Current Position: Senior Strategic Sourcing Specialist, National Grid Corporation
Previous University: University of Vermont
Undergraduate Degree: Economics and environmental studies
Q: What was your background before you began the Part-Time MBA program?
A: I graduated from the University of Vermont with a bachelor's degree in economics and environmental studies. I had a wonderful mentor there who worked for an environmental consulting firm, and his position was at the intersection of supply chain management and analytics. Seeing the kinds of challenges he got to tackle, I fell in love with the idea of combining those two disciplines in my own career. Once I had some work experience in analytics, getting an MBA with a focus on supply chain management was the natural next step for me.
Q: Why did you choose Northeastern?
A: First, Northeastern's supply chain management program has a great reputation. And the fact that they offer a flexible part-time option was critical because I wanted to build a work profile alongside my academics. The Part-Time MBA offers two evening time slots for classes—I chose the later courses that started at 7:20 p.m. because my work didn't always fall between nine and five.

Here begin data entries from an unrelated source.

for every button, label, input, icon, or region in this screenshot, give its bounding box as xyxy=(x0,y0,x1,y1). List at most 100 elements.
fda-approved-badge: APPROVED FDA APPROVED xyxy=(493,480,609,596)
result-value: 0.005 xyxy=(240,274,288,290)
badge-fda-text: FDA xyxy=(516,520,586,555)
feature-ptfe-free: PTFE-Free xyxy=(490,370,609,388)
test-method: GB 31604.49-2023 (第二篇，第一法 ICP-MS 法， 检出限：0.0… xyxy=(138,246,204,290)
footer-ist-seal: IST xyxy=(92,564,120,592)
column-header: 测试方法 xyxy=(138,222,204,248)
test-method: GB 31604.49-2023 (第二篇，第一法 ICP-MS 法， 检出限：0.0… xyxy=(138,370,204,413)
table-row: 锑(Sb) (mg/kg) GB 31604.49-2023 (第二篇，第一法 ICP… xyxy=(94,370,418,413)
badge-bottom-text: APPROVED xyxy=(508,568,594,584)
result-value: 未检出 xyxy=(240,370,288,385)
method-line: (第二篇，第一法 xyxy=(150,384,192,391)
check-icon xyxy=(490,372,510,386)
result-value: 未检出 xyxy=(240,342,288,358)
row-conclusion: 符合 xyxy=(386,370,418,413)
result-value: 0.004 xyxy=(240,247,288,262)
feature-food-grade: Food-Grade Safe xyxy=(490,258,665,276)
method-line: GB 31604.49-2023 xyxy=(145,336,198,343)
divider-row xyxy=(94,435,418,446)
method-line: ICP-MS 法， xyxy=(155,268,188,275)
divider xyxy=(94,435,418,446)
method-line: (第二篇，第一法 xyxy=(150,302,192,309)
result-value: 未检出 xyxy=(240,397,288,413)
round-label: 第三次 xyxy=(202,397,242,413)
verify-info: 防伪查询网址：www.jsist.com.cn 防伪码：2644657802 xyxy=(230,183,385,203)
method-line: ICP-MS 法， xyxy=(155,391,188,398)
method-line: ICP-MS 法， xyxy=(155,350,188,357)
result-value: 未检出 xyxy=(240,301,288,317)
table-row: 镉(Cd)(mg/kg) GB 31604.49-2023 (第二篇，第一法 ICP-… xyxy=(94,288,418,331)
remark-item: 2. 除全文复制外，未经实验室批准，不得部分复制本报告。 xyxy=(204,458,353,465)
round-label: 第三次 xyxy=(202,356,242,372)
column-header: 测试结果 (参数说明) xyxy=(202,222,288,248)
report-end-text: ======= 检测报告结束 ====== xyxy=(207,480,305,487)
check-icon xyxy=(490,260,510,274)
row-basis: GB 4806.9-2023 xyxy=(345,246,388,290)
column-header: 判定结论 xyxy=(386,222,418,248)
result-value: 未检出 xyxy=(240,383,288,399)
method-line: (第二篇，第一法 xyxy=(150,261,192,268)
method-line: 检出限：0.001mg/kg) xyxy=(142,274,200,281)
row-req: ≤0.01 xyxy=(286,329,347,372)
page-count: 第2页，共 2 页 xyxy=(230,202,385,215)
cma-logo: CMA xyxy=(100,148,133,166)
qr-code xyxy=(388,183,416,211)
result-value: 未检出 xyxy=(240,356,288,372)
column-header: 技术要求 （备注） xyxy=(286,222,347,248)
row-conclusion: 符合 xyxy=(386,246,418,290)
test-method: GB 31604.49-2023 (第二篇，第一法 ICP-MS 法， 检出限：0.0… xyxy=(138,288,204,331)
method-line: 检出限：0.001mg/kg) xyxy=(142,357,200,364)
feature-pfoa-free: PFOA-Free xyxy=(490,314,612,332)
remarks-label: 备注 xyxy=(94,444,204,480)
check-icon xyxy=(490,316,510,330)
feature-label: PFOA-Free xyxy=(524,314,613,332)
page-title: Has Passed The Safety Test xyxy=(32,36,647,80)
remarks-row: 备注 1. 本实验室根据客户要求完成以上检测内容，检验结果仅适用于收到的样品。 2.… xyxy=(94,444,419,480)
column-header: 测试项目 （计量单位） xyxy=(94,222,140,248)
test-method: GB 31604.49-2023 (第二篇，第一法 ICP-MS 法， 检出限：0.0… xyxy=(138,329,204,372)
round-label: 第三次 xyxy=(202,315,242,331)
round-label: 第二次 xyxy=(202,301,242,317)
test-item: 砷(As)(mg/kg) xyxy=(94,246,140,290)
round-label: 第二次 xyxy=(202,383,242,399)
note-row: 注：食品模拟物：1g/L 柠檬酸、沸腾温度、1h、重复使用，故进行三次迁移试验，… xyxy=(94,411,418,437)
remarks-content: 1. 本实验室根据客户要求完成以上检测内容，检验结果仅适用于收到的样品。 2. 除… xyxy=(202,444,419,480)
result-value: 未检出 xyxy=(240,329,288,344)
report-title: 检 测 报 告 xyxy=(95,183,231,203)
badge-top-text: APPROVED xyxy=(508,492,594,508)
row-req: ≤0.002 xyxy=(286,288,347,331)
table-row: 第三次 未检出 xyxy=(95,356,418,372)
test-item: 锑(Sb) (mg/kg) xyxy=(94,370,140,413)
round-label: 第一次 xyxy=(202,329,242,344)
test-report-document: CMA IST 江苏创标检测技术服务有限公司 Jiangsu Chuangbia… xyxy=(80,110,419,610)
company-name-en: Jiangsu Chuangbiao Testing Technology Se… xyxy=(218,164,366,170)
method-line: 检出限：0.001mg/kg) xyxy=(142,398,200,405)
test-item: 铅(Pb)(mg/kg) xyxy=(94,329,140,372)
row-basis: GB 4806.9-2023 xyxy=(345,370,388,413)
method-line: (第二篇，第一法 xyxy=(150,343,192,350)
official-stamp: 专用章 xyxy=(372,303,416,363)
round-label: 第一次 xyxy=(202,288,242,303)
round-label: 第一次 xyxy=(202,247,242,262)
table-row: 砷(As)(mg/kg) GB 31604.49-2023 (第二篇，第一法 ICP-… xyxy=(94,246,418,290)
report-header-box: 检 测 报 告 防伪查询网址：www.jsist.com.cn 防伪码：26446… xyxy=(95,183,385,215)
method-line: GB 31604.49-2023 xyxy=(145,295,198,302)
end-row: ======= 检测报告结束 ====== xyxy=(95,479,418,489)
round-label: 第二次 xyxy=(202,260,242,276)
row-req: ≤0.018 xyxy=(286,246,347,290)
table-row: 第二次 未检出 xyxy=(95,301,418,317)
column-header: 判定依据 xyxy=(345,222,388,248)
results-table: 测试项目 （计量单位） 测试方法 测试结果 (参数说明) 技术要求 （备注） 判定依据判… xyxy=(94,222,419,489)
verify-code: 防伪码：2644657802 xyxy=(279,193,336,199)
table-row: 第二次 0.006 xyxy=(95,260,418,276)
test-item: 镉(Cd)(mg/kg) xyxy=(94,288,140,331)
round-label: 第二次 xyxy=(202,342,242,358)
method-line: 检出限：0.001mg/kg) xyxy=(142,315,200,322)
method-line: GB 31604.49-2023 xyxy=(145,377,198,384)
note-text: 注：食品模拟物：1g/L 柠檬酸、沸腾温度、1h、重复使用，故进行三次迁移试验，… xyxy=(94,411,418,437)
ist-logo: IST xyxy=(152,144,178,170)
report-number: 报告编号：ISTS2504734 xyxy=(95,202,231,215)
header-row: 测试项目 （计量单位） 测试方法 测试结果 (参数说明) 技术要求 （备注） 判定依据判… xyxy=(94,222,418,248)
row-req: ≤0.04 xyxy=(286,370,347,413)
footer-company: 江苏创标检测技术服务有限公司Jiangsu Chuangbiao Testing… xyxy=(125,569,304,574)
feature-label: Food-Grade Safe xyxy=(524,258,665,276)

I was really grateful that flexibility was available as I built my class schedule.
Q: You chose a dual concentration in supply chain management and corporate finance. How did those areas of study work together for you?
A: It was a nice marriage because it gave me a clear picture of the total cost of ownership. If you're working in supply chain, you need to understand both what the supply chain needs and what the business needs. How do you fund it? How do you consider risk? Finance really spoke to those elements and gave me the skills to evaluate decisions with facts and figures.
I highly recommend that students choose a dual concentration and pair their main focus area with something analytical, like finance or business analytics. You'll be able to do deep-dive analysis and communicate more effectively with your business stakeholders in the future. Leaders in upper management may be high-level thinkers and visionaries, but they're not necessarily hands-on with the analysis. Using my MBA skills, I can convey my supply chain strategy alongside a good financial assessment, making a bigger impact on decision-makers.
Q: What's your current role?
A: I'm a senior strategic sourcing specialist, which is my first foray directly into supply chain. My previous experience was in analytics and global operations, really lining up those bullets that go into a procurement negotiation. Now I'm in the driver's seat, working in commercial settings with external vendors, negotiating what we purchase and evaluating data to conduct business. It really excites me to be able to ask, how do I work best to get my end customers the value they need while creating a win-win situation with my external vendors?
Q: How did your Part-Time MBA coursework prepare you for what you're doing now—and what you'll be doing in the future?
A: Two courses stood out to me. One was Management Information Systems—supply chains don't run without good information management, and that course taught me to tell a good system from a bad one. The other was Logistics, which covered the technology involved in getting anything from Point A to Point B, and also gave me an appreciation for how rapidly the technology is advancing. In today's supply chain, whether it's because of geopolitical tensions or the COVID-19 virus,you need to know where to spend your time and money to stay on top of technological changes, and that's a big point of emphasis at Northeastern.
Q: What part of the program left the biggest impression on you?
A: The faculty have a passion for what they teach, and they make learning enjoyable—not easy, but enjoyable, and they go out of their way to make sure you understand the material. I had a very positive experience at Northeastern, and it prepared me well for the future I want to pursue.